More ugly data ahead of German Q3 GDP More ugly data ahead of German Q3 GDP More ugly data ahead of German Q3 GDP

More ugly data ahead of German Q3 GDP

Macro 5 minutes to read
Christopher Dembik

Head of Macroeconomic Research

Summary:  The mood of German investors improved slightly in November according to the latest ZEW release but it is still firmly downbeat and expectations for tomorrow's GDP reading are not promising.

Germany's economy has had rather a rough time of late and now we see that the final quarter of 2018 produced yet another shot of ugly data. In November, the ZEW survey of German economic sentiment decreased to minus 24.1 versus the minus 25 that was expected and against the prior reading of minus 24.7.  

Since the beginning of the year economic sentiment can be seen evolving below its long-term average of 20.2. A negative print is not much of a surprise. Of particular note were trends in the automotive industry and here, sentiment remains widely negative, close to its lowest 2018 point. We also notice a more negative trend in almost all other sectors, except for utilities.

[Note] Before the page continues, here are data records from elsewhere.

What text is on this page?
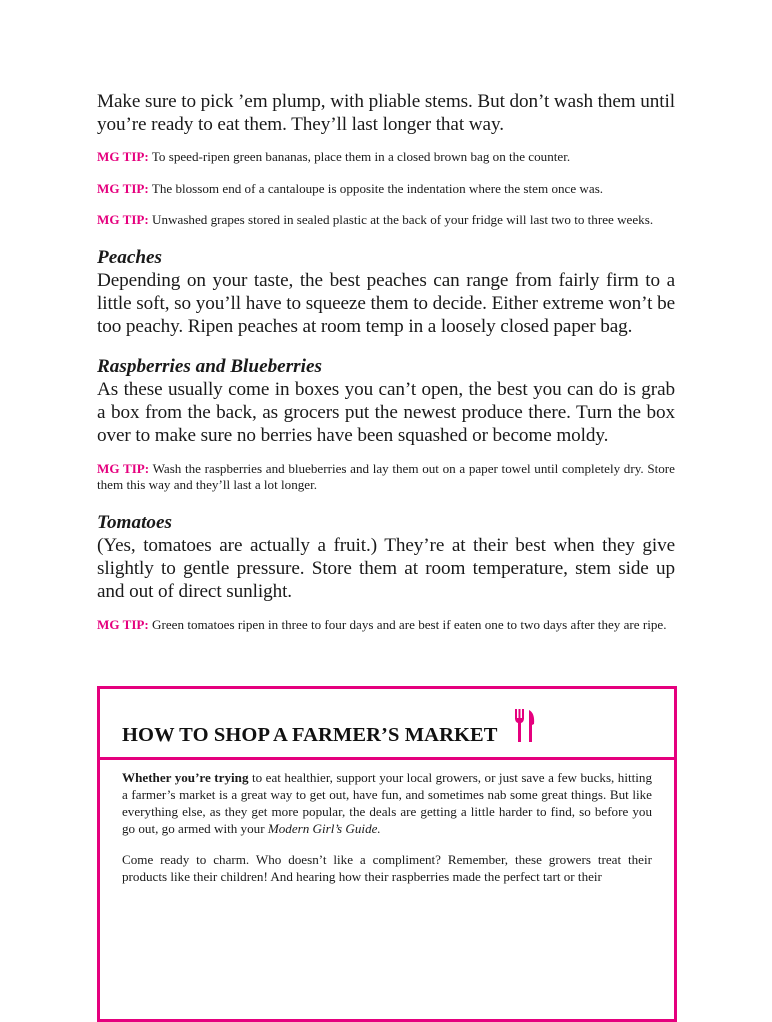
Make sure to pick ’em plump, with pliable stems. But don’t wash them until you’re ready to eat them. They’ll last longer that way.

MG TIP: To speed-ripen green bananas, place them in a closed brown bag on the counter.

MG TIP: The blossom end of a cantaloupe is opposite the indentation where the stem once was.

MG TIP: Unwashed grapes stored in sealed plastic at the back of your fridge will last two to three weeks.

Peaches

Depending on your taste, the best peaches can range from fairly firm to a little soft, so you’ll have to squeeze them to decide. Either extreme won’t be too peachy. Ripen peaches at room temp in a loosely closed paper bag.

Raspberries and Blueberries

As these usually come in boxes you can’t open, the best you can do is grab a box from the back, as grocers put the newest produce there. Turn the box over to make sure no berries have been squashed or become moldy.

MG TIP: Wash the raspberries and blueberries and lay them out on a paper towel until completely dry. Store them this way and they’ll last a lot longer.

Tomatoes

(Yes, tomatoes are actually a fruit.) They’re at their best when they give slightly to gentle pressure. Store them at room temperature, stem side up and out of direct sunlight.

MG TIP: Green tomatoes ripen in three to four days and are best if eaten one to two days after they are ripe.

HOW TO SHOP A FARMER’S MARKET

Whether you’re trying to eat healthier, support your local growers, or just save a few bucks, hitting a farmer’s market is a great way to get out, have fun, and sometimes nab some great things. But like everything else, as they get more popular, the deals are getting a little harder to find, so before you go out, go armed with your Modern Girl’s Guide.

Come ready to charm. Who doesn’t like a compliment? Remember, these growers treat their products like their children! And hearing how their raspberries made the perfect tart or their
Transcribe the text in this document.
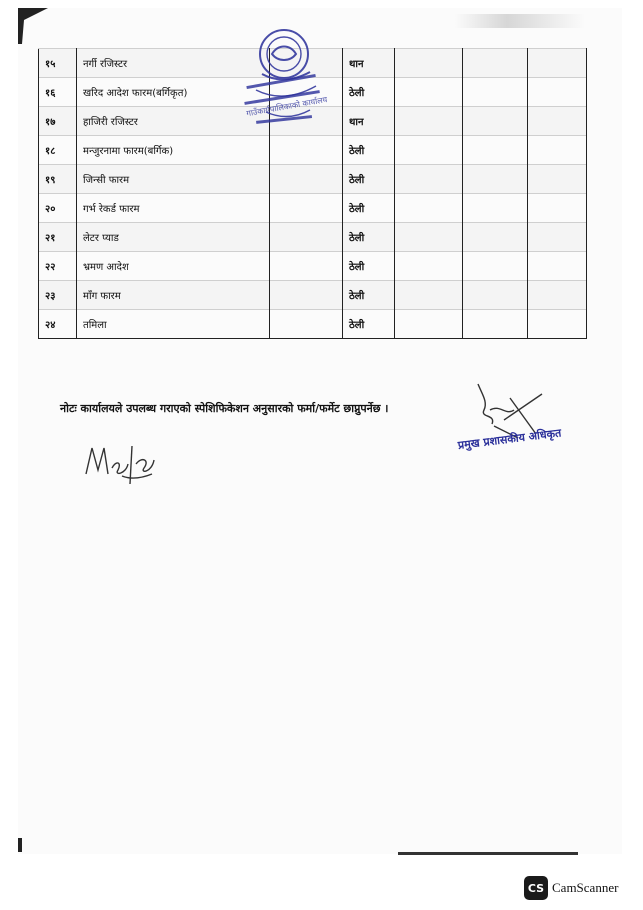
१५	नर्गी रजिस्टर		थान			
१६	खरिद आदेश फारम(बर्गिकृत)		ठेली			
१७	हाजिरी रजिस्टर		थान			
१८	मन्जुरनामा फारम(बर्गिक)		ठेली			
१९	जिन्सी फारम		ठेली			
२०	गर्भ रेकर्ड फारम		ठेली			
२१	लेटर प्याड		ठेली			
२२	भ्रमण आदेश		ठेली			
२३	माँग फारम		ठेली			
२४	तमिला		ठेली			
गाउँकार्यपालिकाको कार्यालय
नोटः कार्यालयले उपलब्ध गराएको स्पेशिफिकेशन अनुसारको फर्मा/फर्मेट छाप्नुपर्नेछ ।
प्रमुख प्रशासकीय अधिकृत
CS CamScanner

The automotive industry has faced major problems with the certification of vehicles according to the new emission test procedures in Q3, but Germany's economic issues run much deeper than that. 
We have seen in previous quarter a bunch of disappointing soft and hard data, such as industrial production, that tend to confirm that the Q3 GDP print, that will be published on Wednesday morning, will be very disturbing for investors. The consensus expects Q/Q growth contracted at minus 0.1% of GDP in Q3 but we cannot exclude a slightly more negative figure at minus 0.2% of GDP.

The German economy took a pause in Q3 that can be largely explained by the slowdown in international trade and the drop in the global car market. The two main markets – the United States and China – are facing a downtrend in sales. In the United States, auto sales are now in contraction, compared to the same period last year, which will seriously affect the outlook for clearing 2018 models and bringing 2019 models on stream. In China, the situation is even more worrying: auto sales have in September posted their biggest drop in seven years as that country's growth engine stalls.

Despite the negative ZEW print this morning, it is too early to call for another growth contraction in Q4. In fact, it is highly unlikely. We expect that growth will slightly rebound by end-year. However, we also acknowledge that the German economy is, contrary to what is commonly believed, ill-prepared to face the challenges of the 21st century. It is lagging behind in respect of EV, digitalisation, infrastructure investment and even start-up industry.